As soon as Dr. Christine Riordan began her tenure as president of Adelphi University in 2015, she vocalized her commitment to tolerance, diversity and inclusion.
“Universities should be safe spaces for the exploration of ideas and the pursuit of knowledge–there is no place within the academy for acts, whether overt, subtle or unconscious–that marginalize any member of the community,” she said at the time.
These words became reality through new faculty hiring protocols at the private Long Island university. During last year’s recruitment process, Adelphi’s administration began conversations with faculty search committees, ultimately implementing more active search methods across all academic departments. After the first year of using these techniques, 12 of the 25 new hires are faculty of color. Administrators say this has never happened before at the university.
“There were so many faculty of color who were not being hired,” said Dr. Perry Greene, Vice President for Diversity and Inclusion at Adelphi. “Underrepresented faculty were not making their way into our ranks as robustly as they would have liked.”
According to Greene, qualified academics of color were not being hired at the same rate as their white counterparts.
Dr. Chris Storm, a professor of mathematics and the Associate Provost for Faculty Research and Advancement, worked with Greene to go beyond traditional faculty search methods. As the former chair of the mathematics and computer science department, Storm has led previous search committees.
When academic departments need to fill vacancies, Greene and Storm said that they typically post the job openings on websites such as Diverse and the Chronicle of Higher Education. While important, Greene and Storm refer to these conventions as passive hiring protocols.
“There wasn’t anything in our previous protocols that were active barriers,” Storm said. “But we weren’t doing anything to open up so candidates from all perspectives would be open to apply.”
The goal for Adelphi was a more active approach by sending hiring committees beyond the campus to conferences, community centers, and even churches. Faculty were encouraged to do outreach within their own profession and personal networks.
Dr. Yiyuan Sun, professor and director of the College of Nursing and Public Health, said the passive hiring methods were not optimal for new and emerging fields. Sun co-chaired hiring committees for five positions in nursing, public health, emergency management and health informatics. None of her new hires applied through traditional job postings.
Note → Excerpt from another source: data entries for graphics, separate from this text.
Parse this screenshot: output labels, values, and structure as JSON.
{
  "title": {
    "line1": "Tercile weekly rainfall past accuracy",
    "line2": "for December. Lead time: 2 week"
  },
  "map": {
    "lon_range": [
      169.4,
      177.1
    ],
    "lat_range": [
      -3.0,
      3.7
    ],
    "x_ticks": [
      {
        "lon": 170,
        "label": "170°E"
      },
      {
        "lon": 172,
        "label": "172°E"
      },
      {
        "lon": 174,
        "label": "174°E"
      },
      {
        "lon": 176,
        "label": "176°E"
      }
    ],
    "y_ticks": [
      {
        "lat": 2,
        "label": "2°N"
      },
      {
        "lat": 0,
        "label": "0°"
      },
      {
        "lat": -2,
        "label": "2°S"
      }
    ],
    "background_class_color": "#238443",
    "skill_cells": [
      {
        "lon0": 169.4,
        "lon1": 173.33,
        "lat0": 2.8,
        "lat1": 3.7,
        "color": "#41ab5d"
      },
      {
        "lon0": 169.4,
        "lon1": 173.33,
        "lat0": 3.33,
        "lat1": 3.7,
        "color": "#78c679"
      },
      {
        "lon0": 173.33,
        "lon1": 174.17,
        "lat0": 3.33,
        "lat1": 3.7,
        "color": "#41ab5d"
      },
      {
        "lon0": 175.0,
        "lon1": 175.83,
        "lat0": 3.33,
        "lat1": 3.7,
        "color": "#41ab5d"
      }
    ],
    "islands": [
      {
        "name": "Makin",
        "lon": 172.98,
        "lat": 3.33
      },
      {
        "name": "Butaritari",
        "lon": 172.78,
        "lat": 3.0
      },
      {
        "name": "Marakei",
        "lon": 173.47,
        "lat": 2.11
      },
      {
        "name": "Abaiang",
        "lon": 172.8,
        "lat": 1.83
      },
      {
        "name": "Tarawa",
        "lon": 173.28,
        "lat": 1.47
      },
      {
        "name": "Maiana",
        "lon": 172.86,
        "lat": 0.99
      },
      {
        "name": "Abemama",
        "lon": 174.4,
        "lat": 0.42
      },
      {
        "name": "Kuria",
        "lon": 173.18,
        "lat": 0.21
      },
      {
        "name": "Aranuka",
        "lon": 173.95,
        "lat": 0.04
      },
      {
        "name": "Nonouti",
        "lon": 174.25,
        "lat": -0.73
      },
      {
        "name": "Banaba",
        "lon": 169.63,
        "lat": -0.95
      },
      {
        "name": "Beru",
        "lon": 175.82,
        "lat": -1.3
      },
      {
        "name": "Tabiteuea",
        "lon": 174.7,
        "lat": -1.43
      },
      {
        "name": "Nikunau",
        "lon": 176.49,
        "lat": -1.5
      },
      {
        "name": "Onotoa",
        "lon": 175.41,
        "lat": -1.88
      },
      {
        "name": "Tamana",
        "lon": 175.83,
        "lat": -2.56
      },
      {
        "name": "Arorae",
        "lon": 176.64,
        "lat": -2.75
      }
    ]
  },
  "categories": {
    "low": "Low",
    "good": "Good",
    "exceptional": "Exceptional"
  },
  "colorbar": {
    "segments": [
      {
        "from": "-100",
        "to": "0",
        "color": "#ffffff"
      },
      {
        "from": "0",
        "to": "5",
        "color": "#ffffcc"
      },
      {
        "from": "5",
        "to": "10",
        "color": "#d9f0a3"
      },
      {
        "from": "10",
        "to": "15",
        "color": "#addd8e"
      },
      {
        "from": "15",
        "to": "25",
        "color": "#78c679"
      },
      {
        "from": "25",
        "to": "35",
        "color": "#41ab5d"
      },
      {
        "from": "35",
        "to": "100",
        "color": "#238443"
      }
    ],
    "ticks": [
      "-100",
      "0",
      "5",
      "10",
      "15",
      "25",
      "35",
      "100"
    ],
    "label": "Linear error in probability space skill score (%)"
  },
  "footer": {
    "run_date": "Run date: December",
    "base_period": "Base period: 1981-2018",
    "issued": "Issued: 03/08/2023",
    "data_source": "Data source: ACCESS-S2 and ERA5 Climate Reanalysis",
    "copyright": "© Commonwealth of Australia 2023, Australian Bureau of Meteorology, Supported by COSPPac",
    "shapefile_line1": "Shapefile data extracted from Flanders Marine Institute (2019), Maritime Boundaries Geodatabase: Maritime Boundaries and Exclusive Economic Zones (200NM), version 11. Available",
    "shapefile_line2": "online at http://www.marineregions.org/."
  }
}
“They heard about the openings from their colleagues or mentors,” said Sun. She explained that it was a challenge collecting a pool of Ph.D. applicants with for new fields like emergency management and health informatics. Despite those challenges, diversity remained a priority for Sun.
“We tried to make the candidate pool as diverse as possible,” Sun said.
As required by Greene and Storm’s new hiring protocols, Sun was required to take at least two Harvard Implicit Bias tests. These online tests help participants identify their own biases without reporting the results to their employers. This helped Sun recognize her own blind spots as she led the search committee.
“My implicit bias: I like young people,” Sun admitted. She can now counteract this bias as she reads applications. “I tend not to look at their age.”
According to Sun, the Harvard Implicit Bias tests have had a positive impact on the faculty searches.
“Each person knew his or her own bias,” she said. “We tried to look at [applicants’] experiences, their scholarship, their publications. . . instead of looking at these personal factors.”
She also emphasized that women were underrepresented in certain scientific disciplines like informatics. She hopes to eliminate the stereotype that technology is best-suited for men. “We encourage the minorities,” Sun said. “Minority here means women in emergency management or women in health informatics.”
That said, Adelphi University’s search committees looked at factors besides ethnicity and race.
“I’m a woman in science. Technically we’re not minorities, but we’re minorities in the upper levels of science,” said Dr. Andrea Ward, the chair of the biology department who participated in two search committees last year. “When I’m thinking about diversity, we’re also thinking about research diversity and socioeconomic diversity.”
Ward found it rewarding to work with the administration to revitalize the recruitment process. “We were having a more engaging administration. I found it a little more gratifying,” she said.
Professors’ anxieties about losing authority over hiring quickly dissipated. “Some of the faculty were initially concerned, but it turned out to be a collaboration,” Ward added.
While 48 percent of this year’s new faculty comes from underrepresented communities, this is only a first step.
“I don’t consider a hire successful until they achieve tenure,” said Storm.
“Words don’t mean very much. I have to applaud the search committees,” Greene added. “Whatever our past practices as a university, we’re not just talking the talk, we’re walking the walk.”